Famine Hits 350,000 in Ethiopia, Worst-Hit Country in a Decade
United Nations agencies said the crisis in Ethiopia’s conflict-ravaged Tigray region had plunged it into famine. “This is going to get a lot worse,” a top aid official said.
Famine has afflicted at least
350,000 people in northern Ethiopia’s conflict-ravaged Tigray region, a starvation
calamity bigger at the moment than anywhere else in the world, the United
Nations and international aid groups said Thursday.
With their joint announcement, the
humanitarian officials for the first time described the unfolding crisis in
Tigray as a famine and specified the
number of people suffering from it. They had warned for weeks of an impending
disaster from the conflict in Ethiopia, the most populous country in the Horn
of Africa.
“Alarming new data has today confirmed the
magnitude of the hunger emergency gripping Tigray,” David Beasley, the
executive director of the World Food Program, the anti-hunger agency of the
United Nations, said in a statement.
Mark Lowcock, the top humanitarian
emergency official at the United Nations, told a webcast meeting of aid
officials and diplomats that the number of people affected by the famine was
“higher than anywhere in the world” and was the worst in any country since a
2011 famine gripped neighboring Somalia.
Mr. Lowcock said the data “paints
a picture of a very, very extreme situation,” requiring a generous donor
response and smoother humanitarian access to areas of Tigray that he said had
been blocked by Ethiopian forces and allies from neighboring Eritrea.
“This is going to get a lot worse,” said Mr.

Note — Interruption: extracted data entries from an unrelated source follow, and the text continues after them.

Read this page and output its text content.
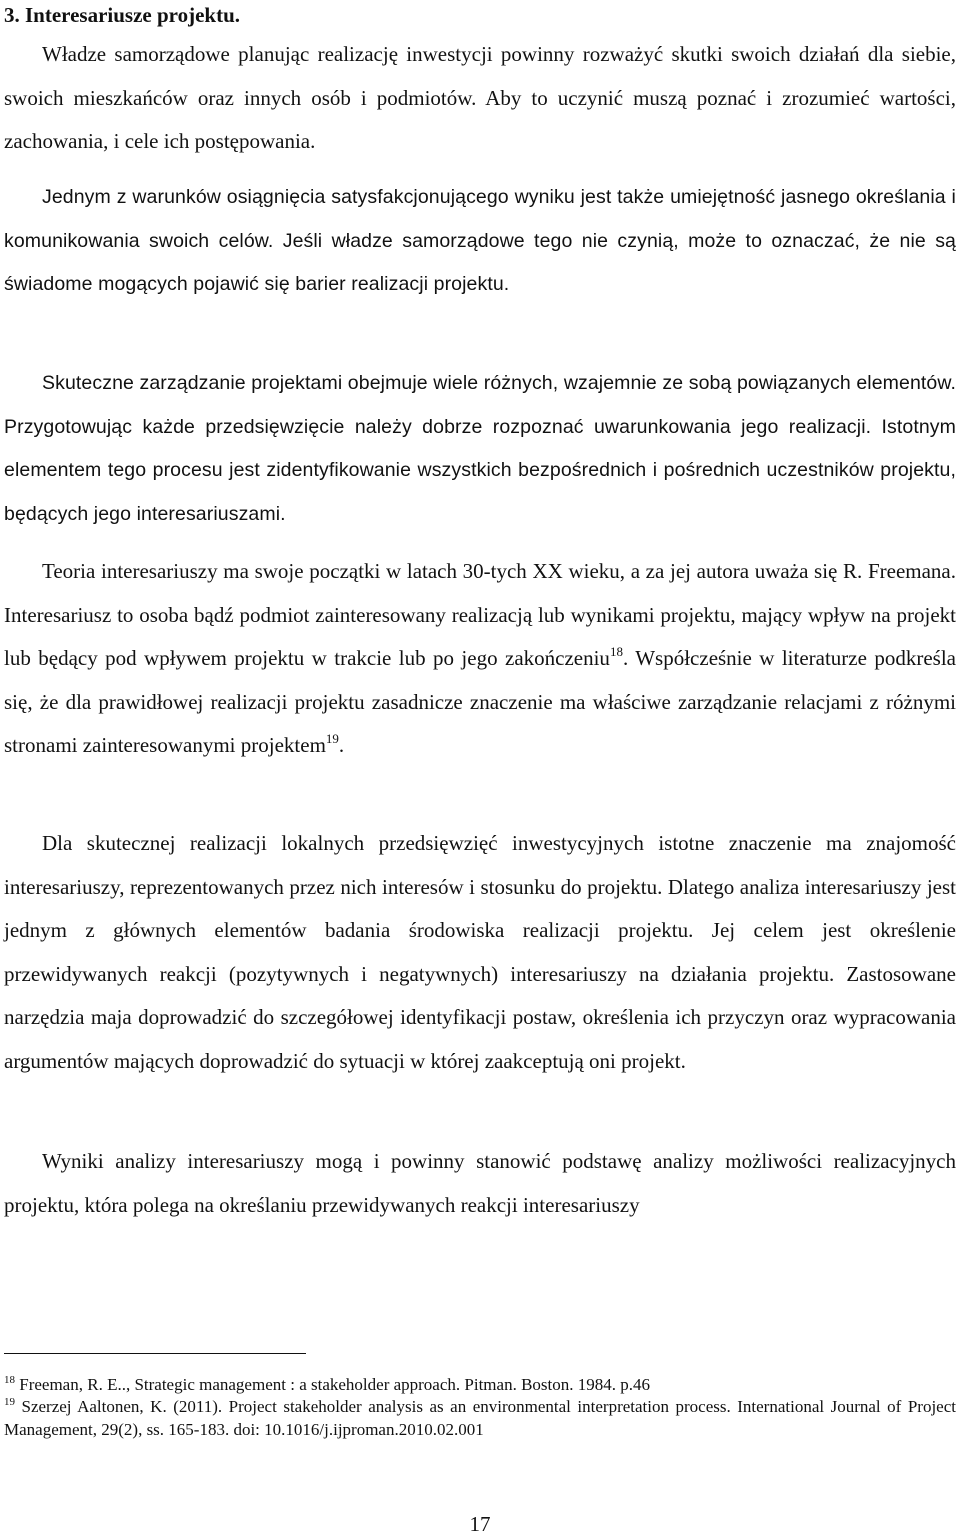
3. Interesariusze projektu.

Władze samorządowe planując realizację inwestycji powinny rozważyć skutki swoich działań dla siebie, swoich mieszkańców oraz innych osób i podmiotów. Aby to uczynić muszą poznać i zrozumieć wartości, zachowania, i cele ich postępowania.

Jednym z warunków osiągnięcia satysfakcjonującego wyniku jest także umiejętność jasnego określania i komunikowania swoich celów. Jeśli władze samorządowe tego nie czynią, może to oznaczać, że nie są świadome mogących pojawić się barier realizacji projektu.

Skuteczne zarządzanie projektami obejmuje wiele różnych, wzajemnie ze sobą powiązanych elementów. Przygotowując każde przedsięwzięcie należy dobrze rozpoznać uwarunkowania jego realizacji. Istotnym elementem tego procesu jest zidentyfikowanie wszystkich bezpośrednich i pośrednich uczestników projektu, będących jego interesariuszami.

Teoria interesariuszy ma swoje początki w latach 30-tych XX wieku, a za jej autora uważa się R. Freemana. Interesariusz to osoba bądź podmiot zainteresowany realizacją lub wynikami projektu, mający wpływ na projekt lub będący pod wpływem projektu w trakcie lub po jego zakończeniu$^{18}$. Współcześnie w literaturze podkreśla się, że dla prawidłowej realizacji projektu zasadnicze znaczenie ma właściwe zarządzanie relacjami z różnymi stronami zainteresowanymi projektem$^{19}$.

Dla skutecznej realizacji lokalnych przedsięwzięć inwestycyjnych istotne znaczenie ma znajomość interesariuszy, reprezentowanych przez nich interesów i stosunku do projektu. Dlatego analiza interesariuszy jest jednym z głównych elementów badania środowiska realizacji projektu. Jej celem jest określenie przewidywanych reakcji (pozytywnych i negatywnych) interesariuszy na działania projektu. Zastosowane narzędzia maja doprowadzić do szczegółowej identyfikacji postaw, określenia ich przyczyn oraz wypracowania argumentów mających doprowadzić do sytuacji w której zaakceptują oni projekt.

Wyniki analizy interesariuszy mogą i powinny stanowić podstawę analizy możliwości realizacyjnych projektu, która polega na określaniu przewidywanych reakcji interesariuszy

$^{18}$ Freeman, R. E.., Strategic management : a stakeholder approach. Pitman. Boston. 1984. p.46

$^{19}$ Szerzej Aaltonen, K. (2011). Project stakeholder analysis as an environmental interpretation process. International Journal of Project Management, 29(2), ss. 165-183. doi: 10.1016/j.ijproman.2010.02.001

17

Lowcock, recalling the 1980s famine in Ethiopia that caused an estimated 1
million deaths and showed the horrors of mass starvation with jarring images on
television.
The new famine data was from the
Integrated Food Security Phase Classification, a system used by humanitarian
aid agencies and governments to determine the scale of a hunger crisis. The
system is based on a five-phase scale of food insecurity — Phase 1 is minimal
and Phase 5 is famine. The data showed that of 5.5 million people facing food
insecurity in Tigray and neighboring zones during May and June, 350,000 were
now in Phase 5.
“This severe crisis results from the casading
effects of conflict, including population displacements, movement restrictions,
limited humanitarian access, loss of harvest and livelihood assets, and
dysfunctional or nonexistent markets,” a summary of the data said.
Linda Thomas-Greenfield, the
United States ambassador to the United Nations, who participated in the webcast
meeting, said “the very place that woke the modern world up to the scourge of
hunger” four decades ago was at risk of a repeat.
“We cannot make the same mistake twice,” she
said. “We cannot let Ethiopia starve.”
The conflict in Tigray erupted
last November. when Prime Minister Abiy Ahmed and neighboring Eritrea ordered
their military forces into the region to crush Mr. Abiy’s political rivals and
strengthen his control.
Mr. Abiy, a Nobel Peace Prize
laureate, expressed confidence that the operation would last just a few weeks,
but it has turned into a quagmire that has severely tarnished his image.
Ethiopian and Eritrean troops have been accused of ethnic cleansing, massacres
and other atrocities in Tigray that amount to war crimes.
Last month, in a sign of growing
American frustration with Mr. Abiy’s government, the United States announced
punitive restrictions on some Ethiopian officials, an unusual step that invited
a rebuke from Ethiopia’s Foreign Ministry.
Ms. Thomas-Greenfield, who was
once a top State Department official on Africa, expressed frustration on
Thursday that the United Nations Security Council had yet to hold a public
meeting on the Ethiopia crisis, much less take any action. She attributed the
lack of a response to “impediments placed in front of us by some Council
members” — apparently a reference to positions by China and Russia that the
Ethiopia crisis is a domestic affair.
Jan Egeland, secretary general of
the Norwegian Refugee Council and a former top U.N. humanitarian official, who
also participated in the webcast meeting, said unimpeded access to Tigray by
aid workers was critical. “It’s not rocket science,” he said, as he also
expressed criticism over the Security Council’s inaction.
“I would like to see the Security
Council act like a Security Council,” he said.